Les propositions de Di Rupo crispent la N-VA et le CD&V
Rédaction en ligne
jeudi 12 août 2010, 23:36
Les suggestions du préformateur pour la réforme de l’Etat satisfont les partis francophones, mais pas la N-VA et le CD&V qui estiment ces propositions insuffisantes. Jeudi soir, la réunion plénière a duré trois heures. Les négociations se prolongeront jusqu’à ce week-end inclus.
Bart De Wever (N-VA) et Wouter Beke (CD&V) © Belga
Le préformateur Elio Di Rupo a organisé jeudi soir une nouvelle réunion plénière avec les présidents des sept partis pressentis pour soutenir une réforme de l’Etat : N-VA, PS, CD&V, sp.a, cdH, Ecolo et Groen ! La réunion a débuté à 20h00 et s’est achevée peu avant 23h00.
Les travaux se poursuivront vendredi et sans doute une partie du week-end, a indiqué son porte-parole, jeudi en fin d’après-midi.
Jeudi soir, il précisait que de nouvelles réunions à sept étaient prévues vendredi.
Les Flamands ne sont pas d’accord entre eux
Avant la réunion plénière, les quatre partis flamands avaient déjà convenu de se revoir vendredi. Ils ne sont en effet pas d’accord entre eux, a-t-on appris de bonnes sources.
La N-VA et le CD&V considèrent que les avancées proposées par Elio Di Rupo sont insuffisantes, ce qui n’est pas le cas des deux autres partis.
Les partis flamands (N-VA, CD&V, sp.a et Groen !) se sont déjà réunis jeudi après-midi, d’abord entre eux puis avec le préformateur Elio Di Rupo. Il est apparu à cette occasion que, pour la N-VA et le CD&V, les avancées formulées par Elio Di Rupo mercredi soir ne sont pas suffisantes. Au vu du résultat des élections, la N-VA serait d’avis qu’elle est en droit d’obtenir plus même si elle reconnaît qu’elle ne pourra pas réaliser tout son programme.
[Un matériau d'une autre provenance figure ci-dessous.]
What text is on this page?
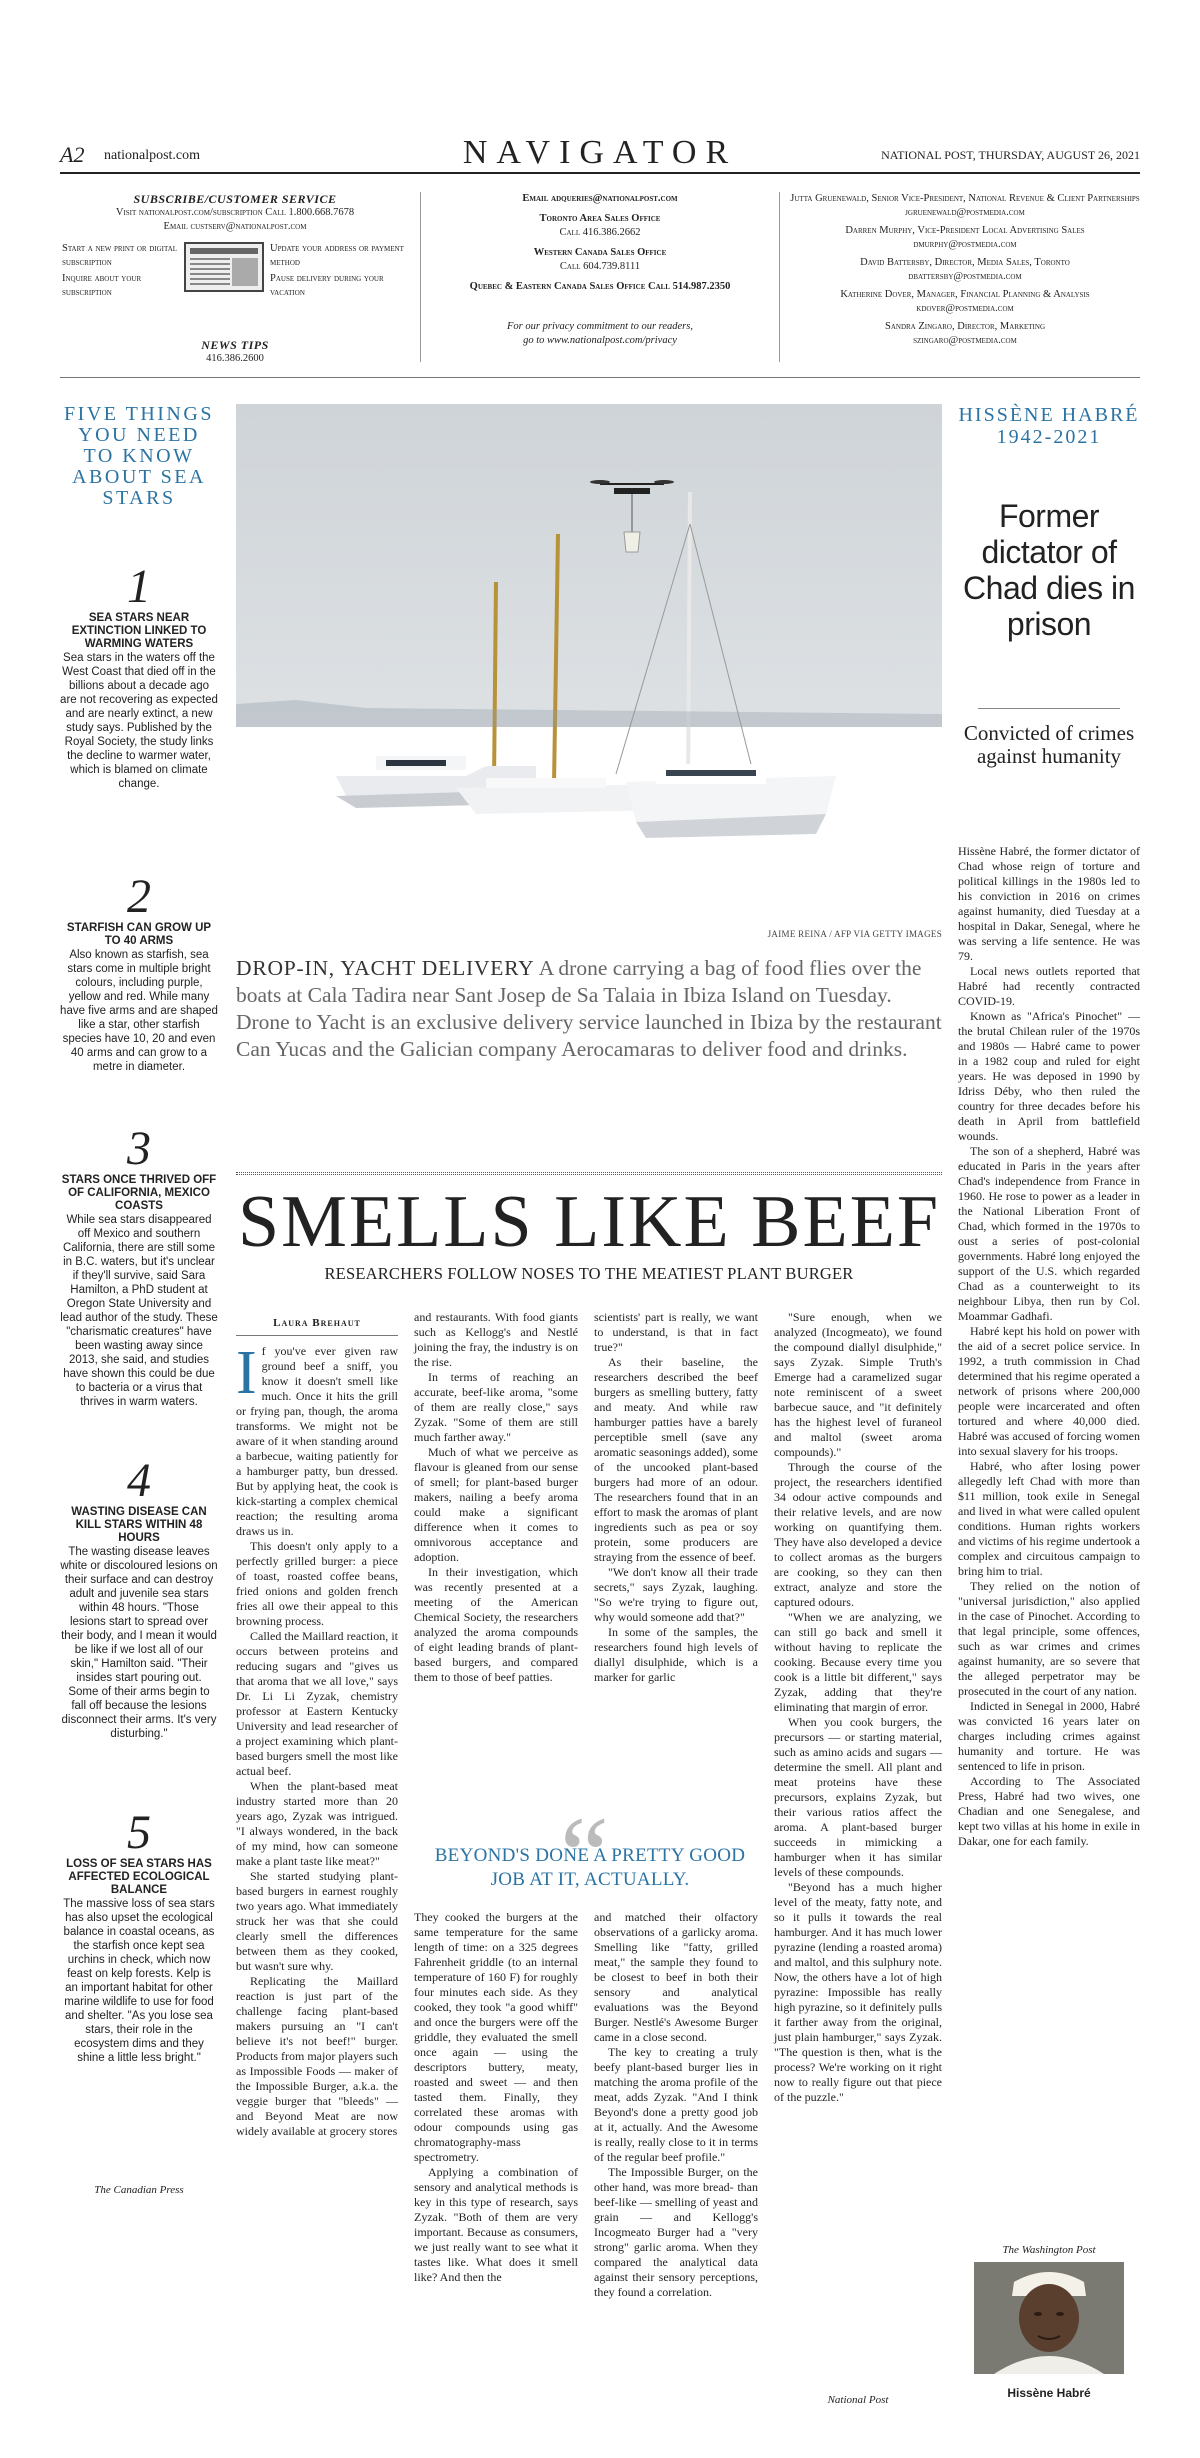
A2 nationalpost.com	NAVIGATOR	NATIONAL POST, THURSDAY, AUGUST 26, 2021
SUBSCRIBE/CUSTOMER SERVICE
Visit nationalpost.com/subscription Call 1.800.668.7678
Email custserv@nationalpost.com
Start a new print or digital subscription
Inquire about your subscription
Update your address or payment method
Pause delivery during your vacation
NEWS TIPS
416.386.2600
Email adqueries@nationalpost.com
Toronto Area Sales Office
Call 416.386.2662
Western Canada Sales Office
Call 604.739.8111
Quebec & Eastern Canada Sales Office Call 514.987.2350
For our privacy commitment to our readers,
go to www.nationalpost.com/privacy
Jutta Gruenewald, Senior Vice-President, National Revenue & Client Partnerships
jgruenewald@postmedia.com
Darren Murphy, Vice-President Local Advertising Sales
dmurphy@postmedia.com
David Battersby, Director, Media Sales, Toronto
dbattersby@postmedia.com
Katherine Dover, Manager, Financial Planning & Analysis
kdover@postmedia.com
Sandra Zingaro, Director, Marketing
szingaro@postmedia.com
FIVE THINGS YOU NEED TO KNOW ABOUT SEA STARS
1
SEA STARS NEAR EXTINCTION LINKED TO WARMING WATERS
Sea stars in the waters off the West Coast that died off in the billions about a decade ago are not recovering as expected and are nearly extinct, a new study says. Published by the Royal Society, the study links the decline to warmer water, which is blamed on climate change.
2
STARFISH CAN GROW UP TO 40 ARMS
Also known as starfish, sea stars come in multiple bright colours, including purple, yellow and red. While many have five arms and are shaped like a star, other starfish species have 10, 20 and even 40 arms and can grow to a metre in diameter.
3
STARS ONCE THRIVED OFF OF CALIFORNIA, MEXICO COASTS
While sea stars disappeared off Mexico and southern California, there are still some in B.C. waters, but it's unclear if they'll survive, said Sara Hamilton, a PhD student at Oregon State University and lead author of the study. These "charismatic creatures" have been wasting away since 2013, she said, and studies have shown this could be due to bacteria or a virus that thrives in warm waters.
4
WASTING DISEASE CAN KILL STARS WITHIN 48 HOURS
The wasting disease leaves white or discoloured lesions on their surface and can destroy adult and juvenile sea stars within 48 hours. "Those lesions start to spread over their body, and I mean it would be like if we lost all of our skin," Hamilton said. "Their insides start pouring out. Some of their arms begin to fall off because the lesions disconnect their arms. It's very disturbing."
5
LOSS OF SEA STARS HAS AFFECTED ECOLOGICAL BALANCE
The massive loss of sea stars has also upset the ecological balance in coastal oceans, as the starfish once kept sea urchins in check, which now feast on kelp forests. Kelp is an important habitat for other marine wildlife to use for food and shelter. "As you lose sea stars, their role in the ecosystem dims and they shine a little less bright."
The Canadian Press
JAIME REINA / AFP VIA GETTY IMAGES
DROP-IN, YACHT DELIVERY A drone carrying a bag of food flies over the boats at Cala Tadira near Sant Josep de Sa Talaia in Ibiza Island on Tuesday. Drone to Yacht is an exclusive delivery service launched in Ibiza by the restaurant Can Yucas and the Galician company Aerocamaras to deliver food and drinks.
SMELLS LIKE BEEF
RESEARCHERS FOLLOW NOSES TO THE MEATIEST PLANT BURGER
Laura Brehaut

If you've ever given raw ground beef a sniff, you know it doesn't smell like much. Once it hits the grill or frying pan, though, the aroma transforms. We might not be aware of it when standing around a barbecue, waiting patiently for a hamburger patty, bun dressed. But by applying heat, the cook is kick-starting a complex chemical reaction; the resulting aroma draws us in.

This doesn't only apply to a perfectly grilled burger: a piece of toast, roasted coffee beans, fried onions and golden french fries all owe their appeal to this browning process.

Called the Maillard reaction, it occurs between proteins and reducing sugars and "gives us that aroma that we all love," says Dr. Li Li Zyzak, chemistry professor at Eastern Kentucky University and lead researcher of a project examining which plant-based burgers smell the most like actual beef.

When the plant-based meat industry started more than 20 years ago, Zyzak was intrigued. "I always wondered, in the back of my mind, how can someone make a plant taste like meat?"

She started studying plant-based burgers in earnest roughly two years ago. What immediately struck her was that she could clearly smell the differences between them as they cooked, but wasn't sure why.

Replicating the Maillard reaction is just part of the challenge facing plant-based makers pursuing an "I can't believe it's not beef!" burger. Products from major players such as Impossible Foods — maker of the Impossible Burger, a.k.a. the veggie burger that "bleeds" — and Beyond Meat are now widely available at grocery stores

and restaurants. With food giants such as Kellogg's and Nestlé joining the fray, the industry is on the rise.

In terms of reaching an accurate, beef-like aroma, "some of them are really close," says Zyzak. "Some of them are still much farther away."

Much of what we perceive as flavour is gleaned from our sense of smell; for plant-based burger makers, nailing a beefy aroma could make a significant difference when it comes to omnivorous acceptance and adoption.

In their investigation, which was recently presented at a meeting of the American Chemical Society, the researchers analyzed the aroma compounds of eight leading brands of plant-based burgers, and compared them to those of beef patties.

scientists' part is really, we want to understand, is that in fact true?"

As their baseline, the researchers described the beef burgers as smelling buttery, fatty and meaty. And while raw hamburger patties have a barely perceptible smell (save any aromatic seasonings added), some of the uncooked plant-based burgers had more of an odour. The researchers found that in an effort to mask the aromas of plant ingredients such as pea or soy protein, some producers are straying from the essence of beef.

"We don't know all their trade secrets," says Zyzak, laughing. "So we're trying to figure out, why would someone add that?"

In some of the samples, the researchers found high levels of diallyl disulphide, which is a marker for garlic

"Sure enough, when we analyzed (Incogmeato), we found the compound diallyl disulphide," says Zyzak. Simple Truth's Emerge had a caramelized sugar note reminiscent of a sweet barbecue sauce, and "it definitely has the highest level of furaneol and maltol (sweet aroma compounds)."

Through the course of the project, the researchers identified 34 odour active compounds and their relative levels, and are now working on quantifying them. They have also developed a device to collect aromas as the burgers are cooking, so they can then extract, analyze and store the captured odours.

"When we are analyzing, we can still go back and smell it without having to replicate the cooking. Because every time you cook is a little bit different," says Zyzak, adding that they're eliminating that margin of error.

When you cook burgers, the precursors — or starting material, such as amino acids and sugars — determine the smell. All plant and meat proteins have these precursors, explains Zyzak, but their various ratios affect the aroma. A plant-based burger succeeds in mimicking a hamburger when it has similar levels of these compounds.

"Beyond has a much higher level of the meaty, fatty note, and so it pulls it towards the real hamburger. And it has much lower pyrazine (lending a roasted aroma) and maltol, and this sulphury note. Now, the others have a lot of high pyrazine: Impossible has really high pyrazine, so it definitely pulls it farther away from the original, just plain hamburger," says Zyzak. "The question is then, what is the process? We're working on it right now to really figure out that piece of the puzzle."

“
BEYOND'S DONE A PRETTY GOOD JOB AT IT, ACTUALLY.

They cooked the burgers at the same temperature for the same length of time: on a 325 degrees Fahrenheit griddle (to an internal temperature of 160 F) for roughly four minutes each side. As they cooked, they took "a good whiff" and once the burgers were off the griddle, they evaluated the smell once again — using the descriptors buttery, meaty, roasted and sweet — and then tasted them. Finally, they correlated these aromas with odour compounds using gas chromatography-mass spectrometry.

Applying a combination of sensory and analytical methods is key in this type of research, says Zyzak. "Both of them are very important. Because as consumers, we just really want to see what it tastes like. What does it smell like? And then the

and matched their olfactory observations of a garlicky aroma. Smelling like "fatty, grilled meat," the sample they found to be closest to beef in both their sensory and analytical evaluations was the Beyond Burger. Nestlé's Awesome Burger came in a close second.

The key to creating a truly beefy plant-based burger lies in matching the aroma profile of the meat, adds Zyzak. "And I think Beyond's done a pretty good job at it, actually. And the Awesome is really, really close to it in terms of the regular beef profile."

The Impossible Burger, on the other hand, was more bread- than beef-like — smelling of yeast and grain — and Kellogg's Incogmeato Burger had a "very strong" garlic aroma. When they compared the analytical data against their sensory perceptions, they found a correlation.

National Post
HISSÈNE HABRÉ 1942-2021
Former dictator of Chad dies in prison
Convicted of crimes against humanity

Hissène Habré, the former dictator of Chad whose reign of torture and political killings in the 1980s led to his conviction in 2016 on crimes against humanity, died Tuesday at a hospital in Dakar, Senegal, where he was serving a life sentence. He was 79.

Local news outlets reported that Habré had recently contracted COVID-19.

Known as "Africa's Pinochet" — the brutal Chilean ruler of the 1970s and 1980s — Habré came to power in a 1982 coup and ruled for eight years. He was deposed in 1990 by Idriss Déby, who then ruled the country for three decades before his death in April from battlefield wounds.

The son of a shepherd, Habré was educated in Paris in the years after Chad's independence from France in 1960. He rose to power as a leader in the National Liberation Front of Chad, which formed in the 1970s to oust a series of post-colonial governments. Habré long enjoyed the support of the U.S. which regarded Chad as a counterweight to its neighbour Libya, then run by Col. Moammar Gadhafi.

Habré kept his hold on power with the aid of a secret police service. In 1992, a truth commission in Chad determined that his regime operated a network of prisons where 200,000 people were incarcerated and often tortured and where 40,000 died. Habré was accused of forcing women into sexual slavery for his troops.

Habré, who after losing power allegedly left Chad with more than $11 million, took exile in Senegal and lived in what were called opulent conditions. Human rights workers and victims of his regime undertook a complex and circuitous campaign to bring him to trial.

They relied on the notion of "universal jurisdiction," also applied in the case of Pinochet. According to that legal principle, some offences, such as war crimes and crimes against humanity, are so severe that the alleged perpetrator may be prosecuted in the court of any nation.

Indicted in Senegal in 2000, Habré was convicted 16 years later on charges including crimes against humanity and torture. He was sentenced to life in prison.

According to The Associated Press, Habré had two wives, one Chadian and one Senegalese, and kept two villas at his home in exile in Dakar, one for each family.

The Washington Post
Hissène Habré
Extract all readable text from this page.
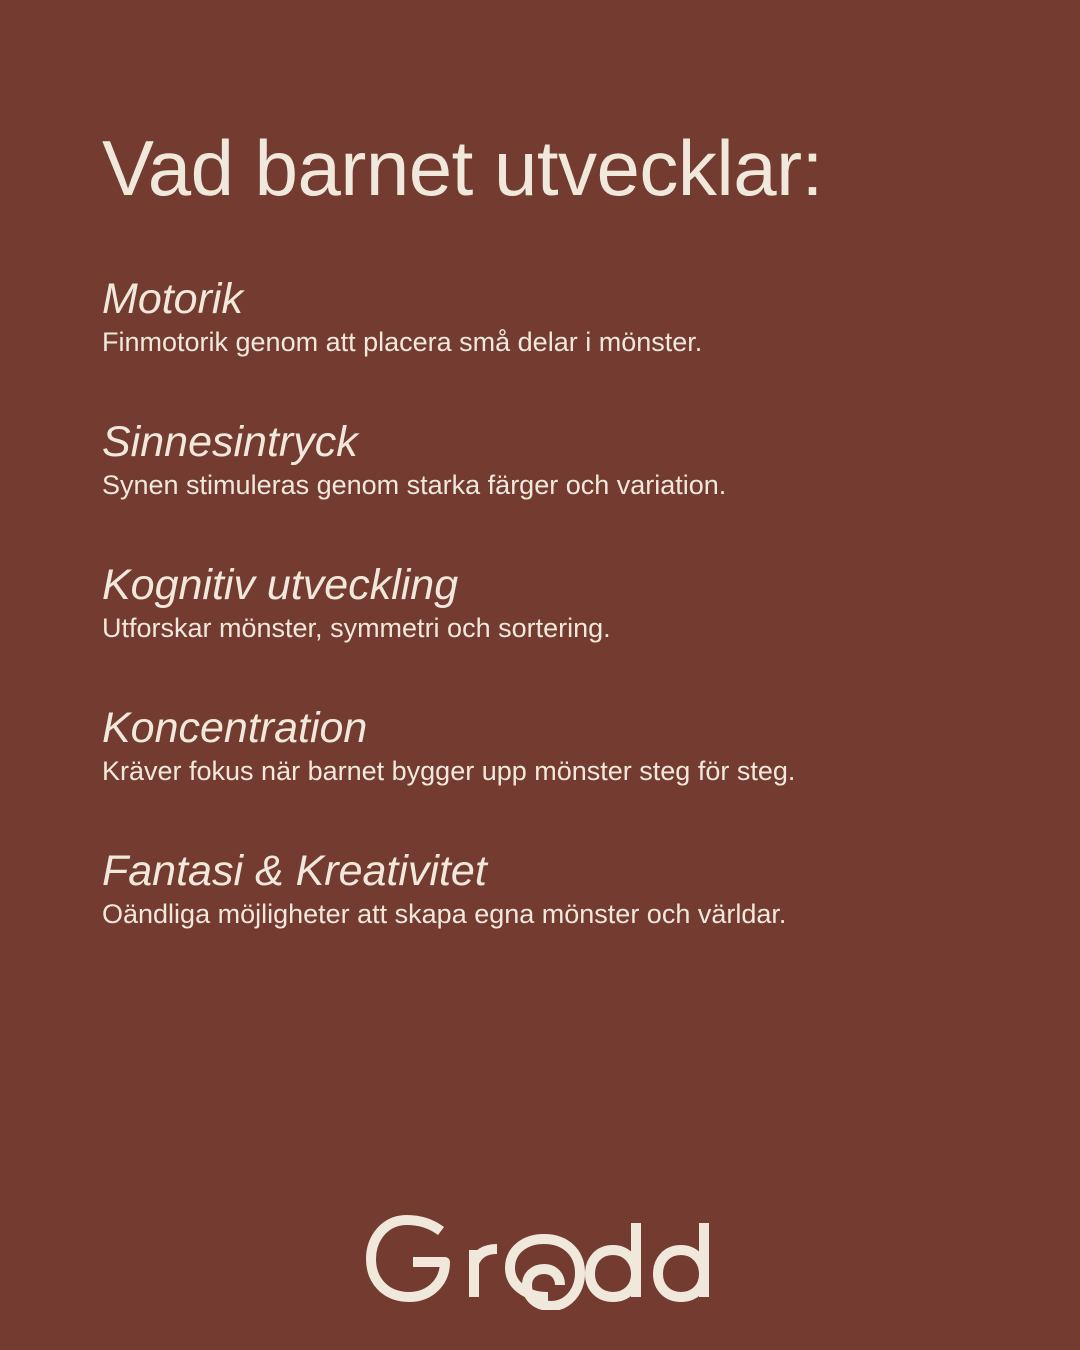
Vad barnet utvecklar:
Motorik

Finmotorik genom att placera små delar i mönster.

Sinnesintryck

Synen stimuleras genom starka färger och variation.

Kognitiv utveckling

Utforskar mönster, symmetri och sortering.

Koncentration

Kräver fokus när barnet bygger upp mönster steg för steg.

Fantasi & Kreativitet

Oändliga möjligheter att skapa egna mönster och världar.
Le sp.a et Groen !, pour leur part, considèrent les avancées proposées comme une bonne base, a-t-on appris de sources concordances.
C’était en fait la première fois que les quatre partis flamands se réunissaient depuis qu’ils participent aux discussions avec le préformateur pour trouver un accord en vue de la prochaine réforme de l’Etat.
Les divergences constatées à cette occasion ne sont d’ailleurs pas vraiment surprenantes. Elles étaient manifestes depuis plusieurs jours même si, elles n’étaient pas apparues au grand jour aussi ouvertement.
La N-VA et le CD&V font en effet régulièrement référence aux Communautés en matière de transfert de compétences, ce qui revient à remettre en cause l’existence même de la Région bruxelloise alors que le sp.a et Groen ! font, comme les francophones, référence aux Régions.
La solidarité interpersonnelle
Après avoir entendu mercredi soir un rapport oral de la situation par le préformateur, les sept partis ont eu des consultations internes.
Ecolo et Groen ! ont procédé à un « débriefing » commun.
Les partis francophones ont aussi eu une réunion avec le préformateur Di Rupo.
Quant aux partis flamands, ils se sont donc d’abord vus entre eux. En début d’après-midi, ils se sont retrouvés avec le préformateur pour une réunion qui a duré plusieurs heures.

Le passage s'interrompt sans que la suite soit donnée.